' ' Cinema Romantico: Destination Wedding

Tuesday, November 20, 2018

Destination Wedding

Midway through “Destination Wedding”, Frank (Keanu Reeves) and Lindsay (Winona Ryder), the anti-social duo destined to fall in love, or something like it, have returned to their hotel after the eponymous ceremony. They are lying in bed. He explains how, borrowing the Greek Mythology’s Flaws of Aphrodite and revising it, Lindsay possesses “the folds of Aphrodite”, which he defines as the graceful way “the cheeks of beautiful women arrange themselves when they smile.” It is not objectification. Even if “Destination Wedding” attempts to turn these two into genuine characters through conversation in which they harangue each other about their wants and needs and what they hate and what they really hate, Keanu’s robotic intonations and Winona’s Emmy-Reacting-GIF of a performance make it virtually impossible to distinguish them as Frank and Lindsay. And that’s okay. That’s why we’re here, to get lost in their movie stardom, and Keanu is simply speaking for all of us when he compliments Winona’s cheekbones.


That makes it a little unfortunate, then, that director Victor Levin, who also wrote the screenplay, almost completely forgoes fawning close-ups. I mean, really? No, his preferred style is either medium or long shots of both actors, the camera peering at them from between rows of winery barrels or from afar as they sit side-by-side in massage chairs or through various wedding guests as they sit in the back row and cast judgment on all those around them. The only times Levin does cut closer is usually in the midst of one of Frank and Lindsay’s long-running conversations and only for a second, lingering not on the respective actor’s features but their instant reactions. It’s disappointing even if it makes sense. After all, this movie is just them, never allowing us to hear from any other characters, not the bride or the groom, not even the guy on the curb at the end when Frank asks him a question, the latter seeming to be Levin deliberately underlining at the last second his whole movie was just supposed to be Frank and Lindsay (Keanu and Winona).

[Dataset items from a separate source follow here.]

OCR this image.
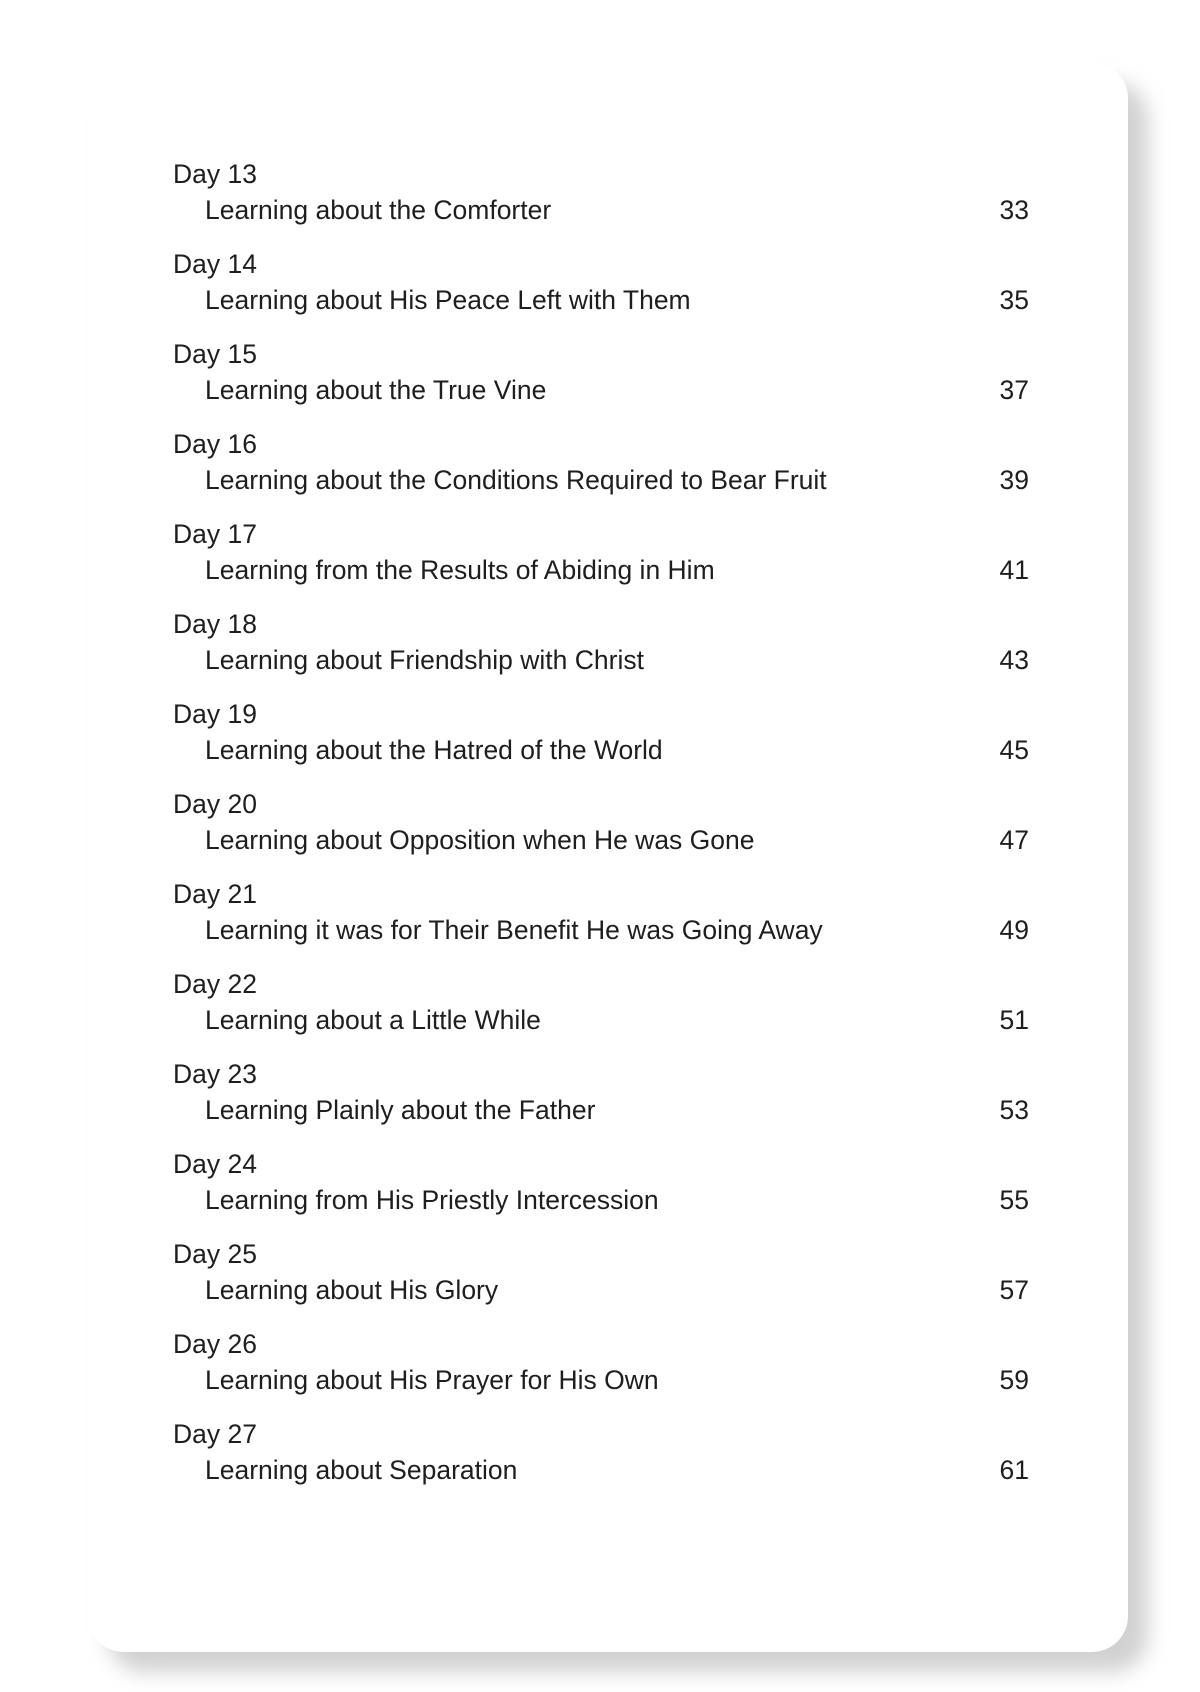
Day 13
Learning about the Comforter	33
Day 14
Learning about His Peace Left with Them	35
Day 15
Learning about the True Vine	37
Day 16
Learning about the Conditions Required to Bear Fruit	39
Day 17
Learning from the Results of Abiding in Him	41
Day 18
Learning about Friendship with Christ	43
Day 19
Learning about the Hatred of the World	45
Day 20
Learning about Opposition when He was Gone	47
Day 21
Learning it was for Their Benefit He was Going Away	49
Day 22
Learning about a Little While	51
Day 23
Learning Plainly about the Father	53
Day 24
Learning from His Priestly Intercession	55
Day 25
Learning about His Glory	57
Day 26
Learning about His Prayer for His Own	59
Day 27
Learning about Separation	61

It’s a good thing that it’s them, frankly, because Frank and Lindsay are fairly disagreeable if not downright irritating people. The movie is subtitled “A Narcissist Can’t Die Because Then the Entire World Would End” for a reason. They are self-involved and, per romantic comedy tradition, at odds immediately. But then, that self-involvement is, in its own way, what draws them together. Given that the entire movie is a running conversation between two people in a scenic locale, Cinema Romantico is obligated to drop a “Before Sunrise” comparison. And that is true, so long as you sub out Ethan Hawke and Julie Delpy for, like, I dunno, Jack Nicholson in “As Good As It Gets” and Joan Allen in “The Upside of Anger.” These two are so insufferable that there is no one else on Earth, most likely, properly suited for them. Narcissists deserve love too, in other words, which is essentially what “Destination Wedding” boils down to, so long as you are lending credence to all the philosophical, or thereabouts, ideas they are espousing, which, honestly, you maybe don’t even need to do to accept their own version of love anyway.

At one point Frank chastises Lindsay for complaining about her lot in life, explaining that this is what the 99% detests about the 1%, even if Frank and Lindsay are not, technically, the 1%. He and she have problems, yes, and they are right to, that’s okay, but they should, he implores, suffer silently and get on with it. No one wants to hear, in other words, about the problems of beautiful people. True, though they don’t tend to mind looking at beautiful people just be beautiful which is why we have movies and movie stars in the first place. Silents are virtually extinct, but while “Destination Wedding” could use two dozen more close-ups, and it’s not really a movie about snappy editing, you could still watch with earplugs and come away content.